Gewässer-Renaturierungen eine Chance für die Biologische Vielfalt

Gewässerrenaturierungen können einen wesentlichen Beitrag zum Erhalt der biologischen Vielfalt wie auch zur Erreichung eines guten Zustands der Gewässer leisten. Dies macht der Abschluss des Erprobungs- und Entwicklungsvorhabens zur Renaturierung der Berkelaue (Modelprojekt Berkelaue) zwischen Stadtlohn und Vreden in Nordrhein-Westfalen deutlich.

Die Projektergebnisse hat das Bundesamt für Naturschutz nun veröffentlicht. Flora und Fauna des Auenbereichs konnten demnach wieder eine beachtliche Artenvielfalt erlangen. So findet sich jetzt wieder Lebensraum für über 120 Vogelarten, darunter allein 55 seltene Arten. Aber auch Insekten und Amphibien konnten genauso wie eine Vielzahl an Pflanzenarten von den Renaturierungsmaßnahmen profitieren.

„Der gute ökologische und chemische Zustand aller Oberflächengewässer ist seit Inkrafttreten der Europäischen Wasserrahmenrichtlinie ein verbindliches Ziel der Wasserpolitik. Funktionsfähige Auen sind unverzichtbare Bestandteile unserer Gewässerökosysteme“, so Prof. Dr. Beate Jessel, Präsidentin des Bundesamt für Naturschutz (BfN).

Die reiche biologische Vielfalt natürlicher Flussauen ist in Deutschland nur noch an wenigen Orten zu finden.

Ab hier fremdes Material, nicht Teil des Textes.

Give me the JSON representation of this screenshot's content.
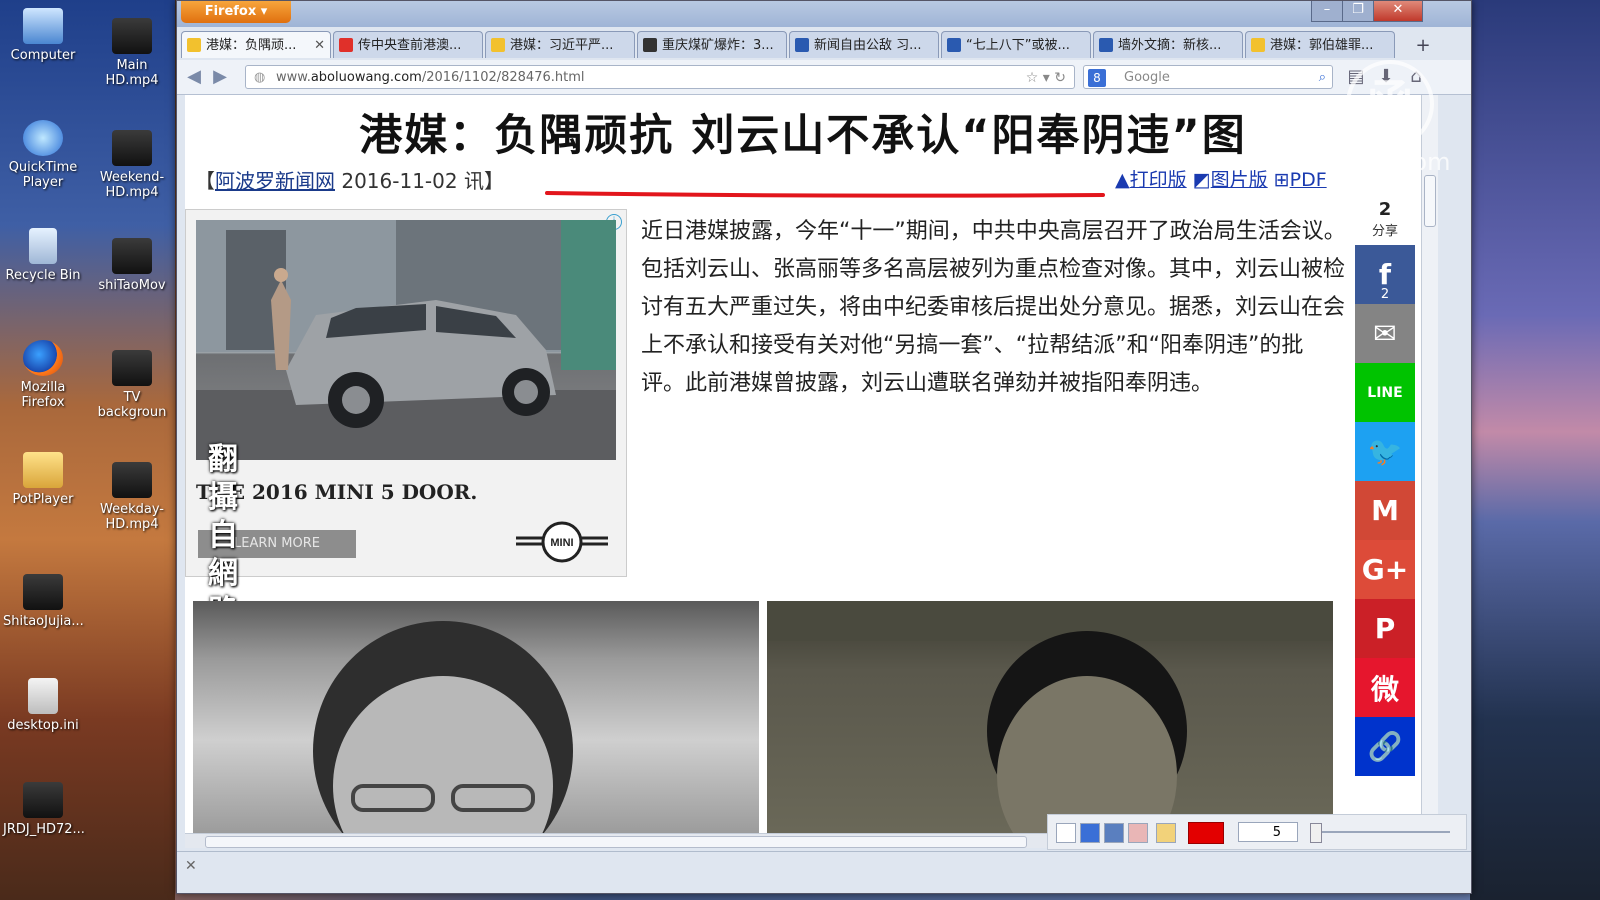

Bautätigkeit und landwirtschaftliche Nutzung haben die Gestalt und den Wasserhaushalt der Auen stark verändert. Auentypische Tier- und Pflanzenarten wurden großflächig verdrängt. Deshalb kommt derartigen Renaturierungsvorhaben für den Erhalt der biologischen Vielfalt eine besondere Bedeutung zu. So wurde die Berkel innerhalb des Projektgebiets durch Ankauf von Grund, den Rückbau von Entwässerungsgräben und die Anpflanzung auentypischer Gehölze die Möglichkeit gegeben ihre Aue wieder selbst zu entwickeln.

Die früher dominierende, bis unmittelbar an die Flussufer reichende Grünlandnutzung ist durch die Maßnahmen einem wertvollen Mosaik aus Sukzessionsflächen, Gehölzen, Grünland und abwechslungsreich strukturierten Flussufern gewichen. Der so erreichte naturnahe Zustand kann unter dem Gesichtspunkt der biologischen Vielfalt als großer Erfolg gesehen werden. Die Ergebnisse führen exemplarisch vor Augen, dass sich Flora und Fauna in großer Vielfalt entwickeln können, wenn die ursprünglichen Standortbedingungen auch nur teilweise wiederhergestellt werden.

Elf Jahre lang wurde das Projekt durch Untersuchungen begleitet, die die fortschreitende und teilweise noch andauernde Veränderung von Vegetation und Fauna dokumentierten. Die in der Publikation zusammengestellten Ergebnisse belegen mit vielen Details, dass der ökologische Zustand einer Flussaue sich auch unter schwierigen Ausgangsbedingungen erheblich verbessern lässt.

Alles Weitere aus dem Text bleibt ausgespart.